In recent years, he has ventured into the genre of political portraiture, painting the official portraits of three Washington State Supreme Court Justices. With zigzag shapes, thick contour lines, and ancestor cameos, his work is a stark departure from the forensic portraits that hang nearby. “Mine won’t look like that,” Arreguín said as he accepted the commission. “These are like classical music, and mine is more like jazz.”
There was also a jazzy quality to the way Arreguín spoke. When I called poet Lawrence Matusda this week, he marveled at how his friend could tell stories, how he could court over dinner with the same enthusiasm and flourish with which he painted.
“When you heard him speak, it almost sounded like melodies,” said Matsuda, who often collaborates with painter Roger Shimomura. “It was like a song: you could feel the beats as he told you about his bad behavior, his good behavior, his redemption. In a room full of people, he was the star and he was the black hole. Everything is passed to Alfredo.
Arreguín told stories of himself as a rowdy young entertainer who drank, smoked, and had never met a stranger. As a student at his favorite bar, he jumped and swung from pendant lights and danced across tables. When the police arrested another man for being naked in the bar, Arreguín announced that he would join the naked man in jail. He got out and urinated on the police car, and together they went to jail.
Arreguín credited author Raymond Carver with helping him get his drinking under control. Carver’s wife, poet and prolific writer Tess Gallagher, also visited Arreguín’s studio, as did the elusive Haruki Murakami. Carver wrote a short story in 1987, “Menudo», which takes place at the Arreguín house. In the midst of a breakdown, the narrator looks up at the jungle animals on the wall, and a painter named Alfredo cooks a Mexican soup (menudo) on the stove. “He put his big painter’s hand on my shoulder,” the narrator says, capturing Arreguín’s warmth with his words.

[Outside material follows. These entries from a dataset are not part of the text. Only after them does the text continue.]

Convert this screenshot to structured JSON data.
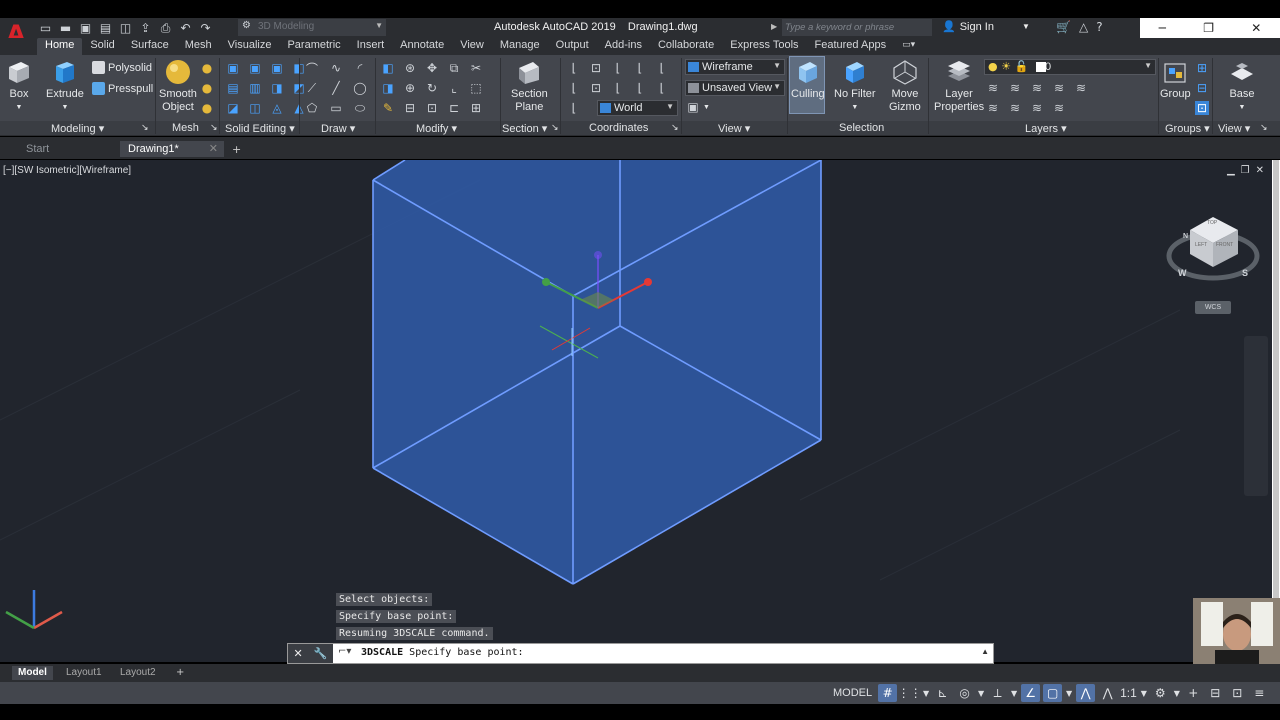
{
  "window": {
    "app_letter": "A",
    "title": "Autodesk AutoCAD 2019    Drawing1.dwg",
    "workspace": "3D Modeling",
    "search_placeholder": "Type a keyword or phrase",
    "sign_in": "Sign In"
  },
  "ribbon_tabs": [
    "Home",
    "Solid",
    "Surface",
    "Mesh",
    "Visualize",
    "Parametric",
    "Insert",
    "Annotate",
    "View",
    "Manage",
    "Output",
    "Add-ins",
    "Collaborate",
    "Express Tools",
    "Featured Apps"
  ],
  "ribbon": {
    "modeling": {
      "box": "Box",
      "extrude": "Extrude",
      "polysolid": "Polysolid",
      "presspull": "Presspull",
      "label": "Modeling ▾"
    },
    "mesh": {
      "smooth_object": "Smooth\nObject",
      "label": "Mesh"
    },
    "solid_editing": {
      "label": "Solid Editing ▾"
    },
    "draw": {
      "label": "Draw ▾"
    },
    "modify": {
      "label": "Modify ▾"
    },
    "section": {
      "section_plane": "Section\nPlane",
      "label": "Section ▾"
    },
    "coordinates": {
      "ucs": "World",
      "label": "Coordinates"
    },
    "view": {
      "visual_style": "Wireframe",
      "named_view": "Unsaved View",
      "label": "View ▾"
    },
    "selection": {
      "culling": "Culling",
      "no_filter": "No Filter",
      "move_gizmo": "Move\nGizmo",
      "label": "Selection"
    },
    "layers": {
      "layer_properties": "Layer\nProperties",
      "current_layer": "0",
      "label": "Layers ▾"
    },
    "groups": {
      "group": "Group",
      "label": "Groups ▾"
    },
    "view2": {
      "base": "Base",
      "label": "View ▾"
    }
  },
  "file_tabs": {
    "start": "Start",
    "drawing": "Drawing1*"
  },
  "viewport": {
    "label": "[−][SW Isometric][Wireframe]",
    "viewcube": {
      "top": "TOP",
      "left": "LEFT",
      "front": "FRONT",
      "west": "W",
      "south": "S",
      "north": "N",
      "wcs": "WCS"
    },
    "solid_color": "#2f5aa6",
    "edge_color": "#6f9cff"
  },
  "command": {
    "history": [
      "Select objects:",
      "Specify base point:",
      "Resuming 3DSCALE command."
    ],
    "current_command": "3DSCALE",
    "current_prompt": " Specify base point:"
  },
  "layout_tabs": [
    "Model",
    "Layout1",
    "Layout2"
  ],
  "status": {
    "model": "MODEL",
    "scale": "1:1"
  }
}
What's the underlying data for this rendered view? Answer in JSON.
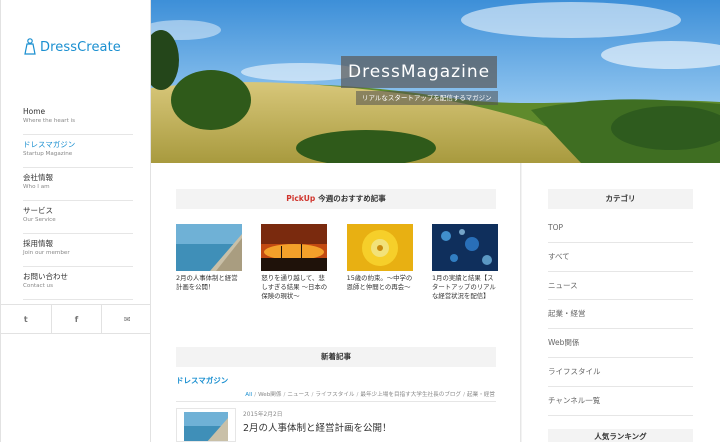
{
  "sidebar": {
    "logo_text": "DressCreate",
    "nav": [
      {
        "label": "Home",
        "sub": "Where the heart is"
      },
      {
        "label": "ドレスマガジン",
        "sub": "Startup Magazine"
      },
      {
        "label": "会社情報",
        "sub": "Who I am"
      },
      {
        "label": "サービス",
        "sub": "Our Service"
      },
      {
        "label": "採用情報",
        "sub": "Join our member"
      },
      {
        "label": "お問い合わせ",
        "sub": "Contact us"
      }
    ],
    "social": [
      "t",
      "f",
      "✉"
    ]
  },
  "hero": {
    "title": "DressMagazine",
    "subtitle": "リアルなスタートアップを配信するマガジン"
  },
  "pickup": {
    "prefix": "PickUp",
    "title": "今週のおすすめ記事",
    "cards": [
      "2月の人事体制と経営計画を公開！",
      "怒りを通り越して、悲しすぎる結果 〜日本の保険の現状〜",
      "15歳の約束。〜中学の恩師と仲間との再会〜",
      "1月の実績と結果【スタートアップのリアルな経営状況を配信】"
    ]
  },
  "latest": {
    "title": "新着記事",
    "category": "ドレスマガジン",
    "filters": [
      "All",
      "Web関係",
      "ニュース",
      "ライフスタイル",
      "最年少上場を目指す大学生社長のブログ",
      "起業・経営"
    ],
    "item": {
      "date": "2015年2月2日",
      "title": "2月の人事体制と経営計画を公開！"
    }
  },
  "categories": {
    "title": "カテゴリ",
    "items": [
      "TOP",
      "すべて",
      "ニュース",
      "起業・経営",
      "Web関係",
      "ライフスタイル",
      "チャンネル一覧"
    ]
  },
  "ranking": {
    "title": "人気ランキング"
  },
  "colors": {
    "accent": "#1a8fd0",
    "pickup": "#d0342c"
  }
}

Arreguín shared his basement studio with his wife, painter Susan R. Lytle, known for her close-ups of flowers. “From the moment we met in 1974, we were together,” Lytle told me in a phone call this week. “For one of our first dates, he invited me to come to his studio. I brought my canvas and my paint, and we listened to music and painted together. It was so good that we’ve done it for the rest of our lives. A towering pile of empty paint tubes, piled up for decades, divides their studio in two. Canvases of flowers line the walls on its side and Frida’s faces adorn hers. .

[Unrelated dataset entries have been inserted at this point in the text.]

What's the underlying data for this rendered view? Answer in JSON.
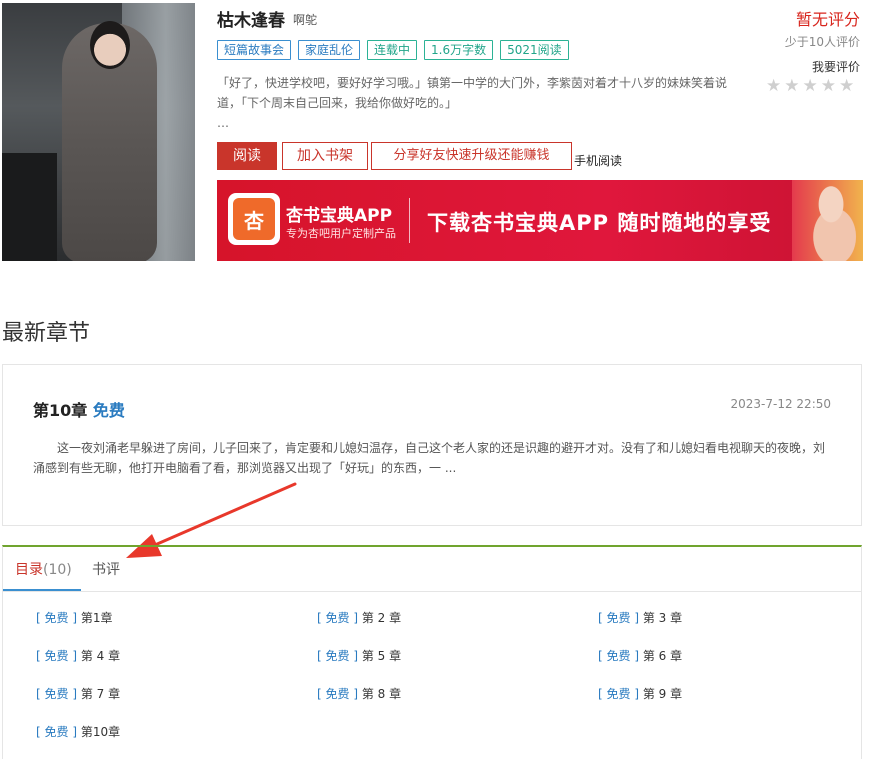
{
  "book": {
    "title": "枯木逢春",
    "author": "啊鸵",
    "tags": [
      "短篇故事会",
      "家庭乱伦",
      "连载中",
      "1.6万字数",
      "5021阅读"
    ],
    "description": "「好了，快进学校吧，要好好学习哦。」镇第一中学的大门外，李紫茵对着才十八岁的妹妹笑着说道，「下个周末自己回来，我给你做好吃的。」",
    "ellipsis": "…"
  },
  "actions": {
    "read": "阅读",
    "add_shelf": "加入书架",
    "share": "分享好友快速升级还能赚钱",
    "mobile_read": "手机阅读"
  },
  "rating": {
    "status": "暂无评分",
    "raters": "少于10人评价",
    "rate_link": "我要评价",
    "stars_filled": 0,
    "stars_total": 5
  },
  "banner": {
    "logo_char": "杏",
    "app_name": "杏书宝典APP",
    "app_sub": "专为杏吧用户定制产品",
    "slogan": "下载杏书宝典APP 随时随地的享受"
  },
  "latest": {
    "heading": "最新章节",
    "chapter_title": "第10章",
    "free_label": "免费",
    "date": "2023-7-12 22:50",
    "excerpt": "这一夜刘涌老早躲进了房间，儿子回来了，肯定要和儿媳妇温存，自己这个老人家的还是识趣的避开才对。没有了和儿媳妇看电视聊天的夜晚，刘涌感到有些无聊，他打开电脑看了看，那浏览器又出现了「好玩」的东西，一 ..."
  },
  "tabs": {
    "toc_label": "目录",
    "toc_count": "(10)",
    "review_label": "书评"
  },
  "toc": {
    "items": [
      {
        "free": "免费",
        "title": "第1章"
      },
      {
        "free": "免费",
        "title": "第 2 章"
      },
      {
        "free": "免费",
        "title": "第 3 章"
      },
      {
        "free": "免费",
        "title": "第 4 章"
      },
      {
        "free": "免费",
        "title": "第 5 章"
      },
      {
        "free": "免费",
        "title": "第 6 章"
      },
      {
        "free": "免费",
        "title": "第 7 章"
      },
      {
        "free": "免费",
        "title": "第 8 章"
      },
      {
        "free": "免费",
        "title": "第 9 章"
      },
      {
        "free": "免费",
        "title": "第10章"
      }
    ]
  },
  "colors": {
    "accent_red": "#c9352b",
    "rating_red": "#d8261e",
    "link_blue": "#2a7bc0",
    "tag_teal": "#21a58a",
    "tab_border_green": "#70a42e"
  },
  "icons": {
    "star": "star-icon",
    "arrow": "annotation-arrow-icon"
  }
}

When I think back to my photo shoot with Arreguín, I feel the same warmth that so many people talk about. I feel its strength and friendliness, its bullish charm. I see his square jaw smiling and his blue eyes squinting.
My brother was filming with me. “I remember that day very well,” he sent me this week. It looks like I might come back to this kitchen if I closed my eyes and thought about it long enough. That was perhaps Arreguín’s greatest gift: he gave you more imagination. Lawrence Matsuda reinforced this idea when I spoke to him: “Recently I saw something that said, ‘We don’t remember days, we remember moments.’ But with Alfredo, you remember the day. All day.”

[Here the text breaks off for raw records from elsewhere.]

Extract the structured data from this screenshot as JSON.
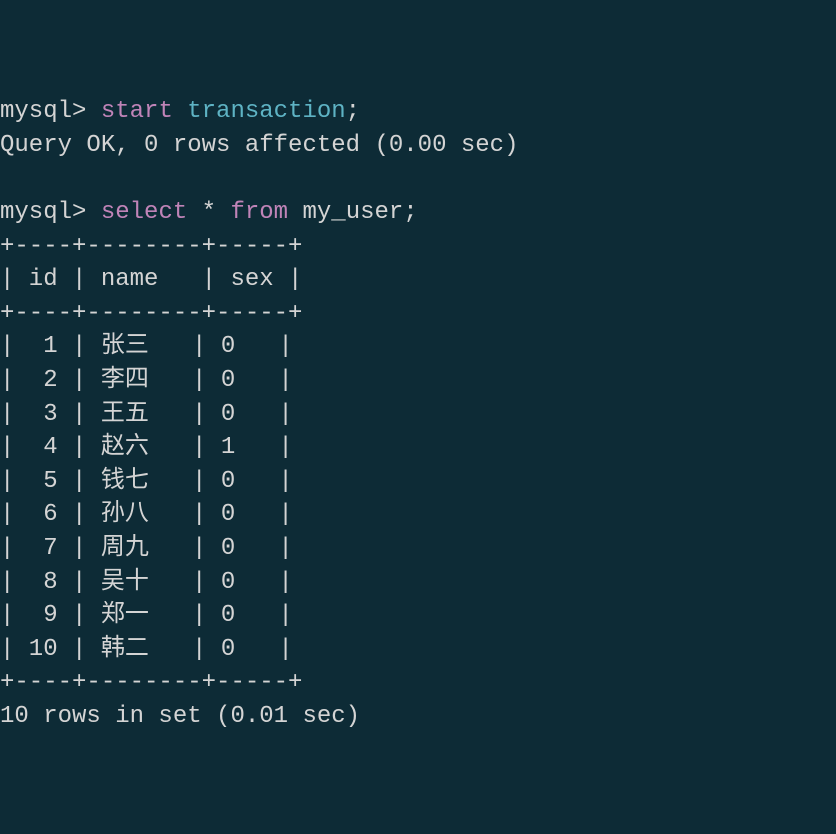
{
  "prompt1": "mysql> ",
  "command1": {
    "start": "start",
    "transaction": " transaction",
    "semi": ";"
  },
  "result1": "Query OK, 0 rows affected (0.00 sec)",
  "prompt2": "mysql> ",
  "command2": {
    "select": "select",
    "star": " * ",
    "from": "from",
    "table": " my_user",
    "semi": ";"
  },
  "table": {
    "border": "+----+--------+-----+",
    "header": "| id | name   | sex |",
    "rows": [
      "|  1 | 张三   | 0   |",
      "|  2 | 李四   | 0   |",
      "|  3 | 王五   | 0   |",
      "|  4 | 赵六   | 1   |",
      "|  5 | 钱七   | 0   |",
      "|  6 | 孙八   | 0   |",
      "|  7 | 周九   | 0   |",
      "|  8 | 吴十   | 0   |",
      "|  9 | 郑一   | 0   |",
      "| 10 | 韩二   | 0   |"
    ]
  },
  "result2": "10 rows in set (0.01 sec)"
}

Arreguín pioneered a rigorous and meticulous process, but without an underlying equation. And yet, that afternoon, I wanted there to be one. I was struggling to improve my drawing and painting, so I asked the master for advice. Arreguín, then 86, smiled and shook his head. How many times must he have heard this question over the decades. I was just another student looking for a shortcut, a map to art treasures. Arreguin patted his chest with his large painter’s hand. “Your heart,” he said. “That’s what you paint with.”